Proposed concepts thus aim to determine a risk value describing a predicted risk of future ventricular arrhythmia occurrence for the subject from a mere cardiac signal of a subject, e.g. an ECG or PPG signal. This can be done via the provision of the cardiac signal to a machine-learning model trained for this purpose. The predicted risk of future ventricular arrhythmia occurrence can be understood as the risk of ventricular arrhythmia occurring in the subject in the near-future, e.g. in the next month or two weeks or week or day, etc.
Referring now to
The method 100 begins with the step 110 of receiving an input cardiac signal of the subject. The input cardiac signal may comprise at least one of: an ECG signal; and a PPG signal. More specifically, the input cardiac signal may comprise at least one of: a single-lead ECG signal; an ambulatory monitoring signal; and a PPG signal. This allows for data from simple ECG devices, ambulatory monitors, or PPG sensors to be used. A single-lead ECG recording can be collected using many different devices and remains agnostic of biases often found in clinical data.

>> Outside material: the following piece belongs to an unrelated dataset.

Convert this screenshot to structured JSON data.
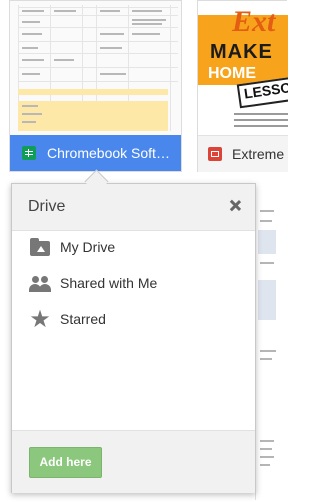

An ambulatory monitor, for example, may comprise a Holter monitor or Holter patch. An ambulatory monitoring signal may comprise at least one of: an ECG signal; and a PPG signal. In this embodiment, the input cardiac signal comprises cardiac data for a window of at least one hour's length. Data from an hour window, either continuous or discontinuous, provides data beneficial for determining a risk of ventricular arrhythmia in the subject.
In other embodiments, however, the input cardiac signal may comprise cardiac data for a window of at least two hours, four hours, six hours, eight hours, ten hours, twelve hours, fourteen hours, sixteen hours, eighteen hours, twenty hours, twenty-two hours, or twenty-four hours length. Data from these windows of varying length, especially twenty-four hours, either continuous or discontinuous, can provide data beneficial for determining a risk of ventricular arrhythmia in the subject. The longer the window, the more accurate and/or reliable the predicted risk may be.
In step 120, the input cardiac signal is provided as an input to a machine-learning model, the machine-learning model being trained to predict, based on the input cardiac signal, a ventricular arrhythmia risk score indicating a risk of future ventricular arrhythmia occurrence. The machine-learning model may be developed and validated using a large database, for example, of 150,000 ambulatory ECG recordings. The machine-learning model may be a deep neural network that can be deployed in the cloud or embedded into a device.
In step 130, a risk value describing a predicted risk of future ventricular arrhythmia occurrence for the subject is determined based on the ventricular arrhythmia score. In this embodiment, a predicted risk of future ventricular arrhythmia occurrence may be understood as the risk of ventricular arrhythmia occurring in the subject in the next two-weeks. This future timeframe may vary, however. In other embodiments, the future timeframe may be the next week, the next forty-eight hours, the next twenty-four hours or even the next hour.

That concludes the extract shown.